Related: 10 Things You Need to Know About John Kasich
Kasich was bent on dramatic changes in the way the federal government operated and did business, but within the framework of the existing federal system.
Fast forward to Thursday, when Kasich – struggling to keep his presidential hopes alive – unveiled a new blueprint for wiping out the current budget deficit: The sharp tax cuts are still there but now Kasich is declaring the federal government hopelessly “obsolete” and calling for a major shift in power and resources to the states.
While Republican and Democratic lawmakers, business and labor leaders, and a majority of governors and state officials are clamoring for passage of major new highway and mass transit construction legislation, Kasich proposes dismantling the federal Department of Transportation and returning federal gas tax revenues to the states.
“The interstate system is long finished, and states already oversee their own highway design and construction,” he wrote in an op-ed piece in The Washington Post. “Americans don’t need a costly federal highway bureaucracy,” he wrote. “I will return the federal gas taxes to the states, leaving only a sliver with the federal government for truly national needs.”
Related: Does Kasich Have a Chance? How He Can Catch Up to the GOP 15
The proposal overlooks the fact that the 14.3-cents per gallon federal gas tax is woefully inadequate in meeting existing federal highway program costs and that the Highway Trust Fund provides only about a quarter of all transit and highway financing nationwide. Slicing and dicing already inadequate funding and turning it back to the states based on some ill-defined formula doesn’t sound like a recipe for success.

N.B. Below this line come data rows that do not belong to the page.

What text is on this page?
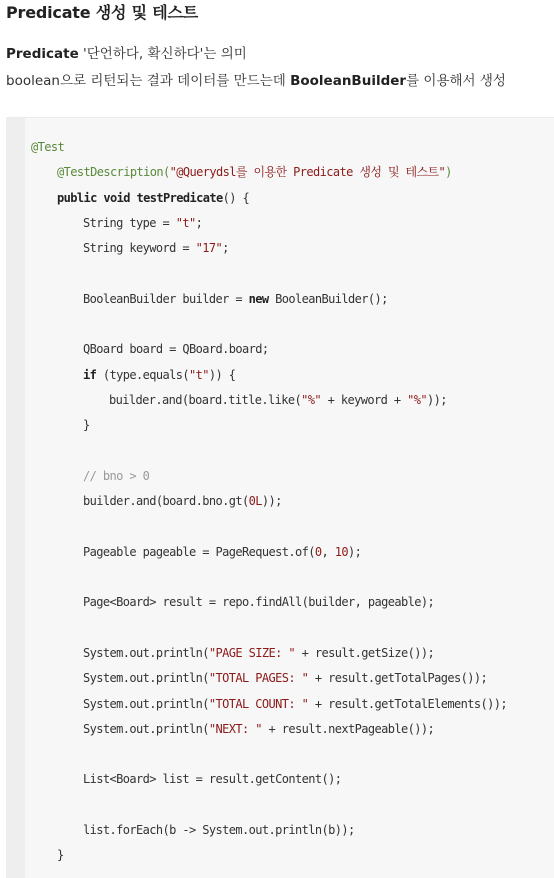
Predicate 생성 및 테스트
Predicate '단언하다, 확신하다'는 의미
boolean으로 리턴되는 결과 데이터를 만드는데 BooleanBuilder를 이용해서 생성
@Test
@TestDescription("@Querydsl를 이용한 Predicate 생성 및 테스트")
public void testPredicate() {
String type = "t";
String keyword = "17";

BooleanBuilder builder = new BooleanBuilder();

QBoard board = QBoard.board;
if (type.equals("t")) {
builder.and(board.title.like("%" + keyword + "%"));
}

// bno > 0
builder.and(board.bno.gt(0L));

Pageable pageable = PageRequest.of(0, 10);

Page<Board> result = repo.findAll(builder, pageable);

System.out.println("PAGE SIZE: " + result.getSize());
System.out.println("TOTAL PAGES: " + result.getTotalPages());
System.out.println("TOTAL COUNT: " + result.getTotalElements());
System.out.println("NEXT: " + result.nextPageable());

List<Board> list = result.getContent();

list.forEach(b -> System.out.println(b));
}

Kasich is also proposing some other Republican chestnuts for downsizing the federal government – including all but closing the Department of Education, eliminating dozens of job training programs and giving more responsibility for Medicaid to the states. “There may have been a time when our nation’s size and complexity required a strong, centralized government, but today’s technology gives states access to the same ideas and capabilities as Washington – and they can execute faster and more efficiently.”
Who knew that Kasich, long viewed as a steely-eyed, moderate pragmatist, was actually a radical in disguise. Or perhaps, like Wisconsin Gov. Scott Walker before him, Kasich believes he must somehow convince increasingly skeptical voters that he is a true “outsider” determined to bring the federal bureaucracy to its knees in order to salvage a struggling presidential campaign.